SCMS Presentation: The Political Economic Roots of Hollywood Strikes, 1950-2023
March 19, 2024
Originally published at notes on cinema
James McMahon
This paper investigates the timing of labour strikes in Hollywood. The occurrence of strikes, such as the WGA and SAG-AFTRA strikes in 2023, can make sense when we have the hindsight to piece together the historical details of what created rifts between labour and management. But was 2023 a particularly fragile year for contract negotiations to break down with two of Hollywood’s creative labour unions? If labour demands were reasonable, why did studios refuse to agree with them? And if Hollywood studios are profitable, what makes management see the demands of labour as something “unreasonable”?
This paper uses multiple sources of empirical data to analyse the historical trends of strikes in Hollywood between 1950 and 2023. Strikes in Hollywood — particularly by the WGA and SAG-AFTRA — have common political economic roots. They tend to occur when the profits of major Hollywood studios are in a type of danger zone: when the differential profits of Hollywood are stagnating or declining. Differential profit is a relative measure of performance. Differential profit can be found in any situation where a firm or set of firms holds a better stream of income than what others hold. For example, differential gains still occur when a firm loses profit at a slower rate than others. In the case of the Hollywood studios, differential profit is measured against the largest firms in other business sectors.
The paper argues that relationships between management and labour in Hollywood are strained by the appearance of these danger zones of differential profit.

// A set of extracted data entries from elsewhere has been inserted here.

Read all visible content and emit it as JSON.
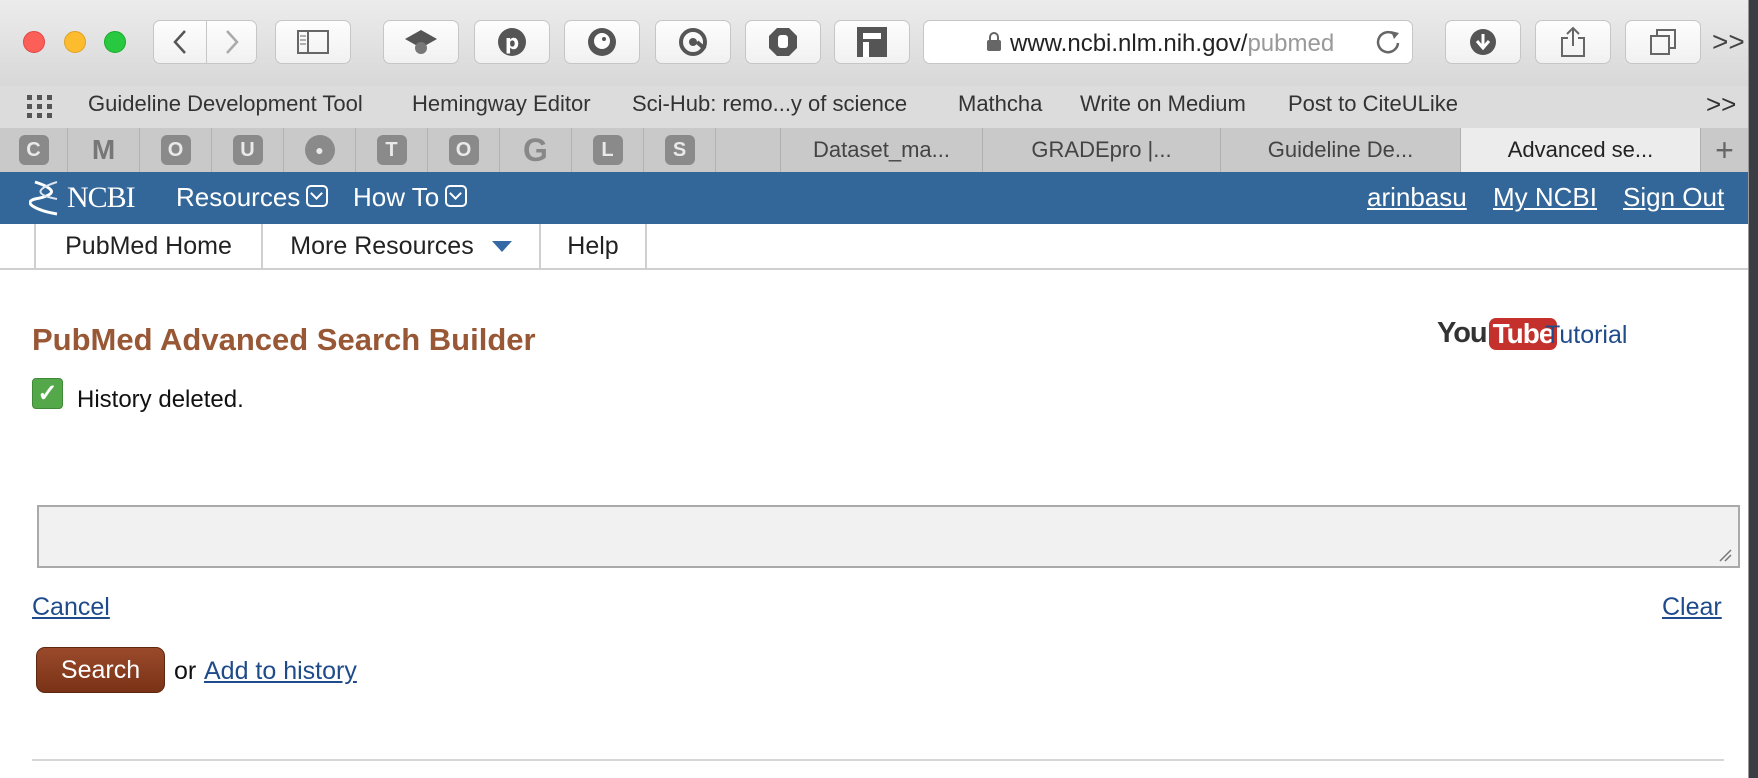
{
  "browser": {
    "address": {
      "host": "www.ncbi.nlm.nih.gov/",
      "path_fade": "pubmed"
    },
    "toolbar_overflow": ">>",
    "bookmarks": [
      "Guideline Development Tool",
      "Hemingway Editor",
      "Sci-Hub: remo...y of science",
      "Mathcha",
      "Write on Medium",
      "Post to CiteULike"
    ],
    "bookmarks_overflow": ">>",
    "pinned_tabs": [
      "C",
      "M",
      "O",
      "U",
      "●",
      "T",
      "O",
      "G",
      "L",
      "S"
    ],
    "tabs": [
      "Dataset_ma...",
      "GRADEpro |...",
      "Guideline De...",
      "Advanced se..."
    ],
    "new_tab": "+"
  },
  "ncbi_header": {
    "logo": "NCBI",
    "resources": "Resources",
    "how_to": "How To",
    "user": "arinbasu",
    "my_ncbi": "My NCBI",
    "sign_out": "Sign Out"
  },
  "subnav": {
    "home": "PubMed Home",
    "more": "More Resources",
    "help": "Help"
  },
  "main": {
    "title": "PubMed Advanced Search Builder",
    "youtube_you": "You",
    "youtube_tube": "Tube",
    "tutorial": "Tutorial",
    "status_message": "History deleted.",
    "query_value": "",
    "cancel": "Cancel",
    "clear": "Clear",
    "search": "Search",
    "or": "or",
    "add_to_history": "Add to history"
  },
  "colors": {
    "ncbi_blue": "#336699",
    "title_brown": "#985735",
    "link_blue": "#1f4b8a",
    "search_button": "#8a3d1f"
  }
}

When the differential profit of Hollywood’s major studios falls, the studios are pressured to increase their profits through aggressive methods such as cost-cutting. Data from 2006 to 2022 demonstrate that acts of cost-cutting hurt creative labour significantly more than studio management. As employment in arts, design, and entertainment occupations stagnated, management occupations increased in size around the 2008 WGA strike, as well as during the years before the 2023 WGA and SAG-AFTRA strikes. Management occupations also had higher wage and salary increases than arts, design, and entertainment occupations.
The paper also argues that alternatives to the aggressive approaches of increasing profits are unlikely to appear in the current business conditions of Hollywood film distribution, even with the growth of streaming media. With few exceptions, Hollywood studios since the 1980s have built a delicate system of risk reduction, which is disrupted by injections of green-field spending and investment. In other words, the major studios currently prefer stagflation over growth, a preference that creates managerial aversions to new employment, significant increases in compensation and other financial benefits in the next collective agreement.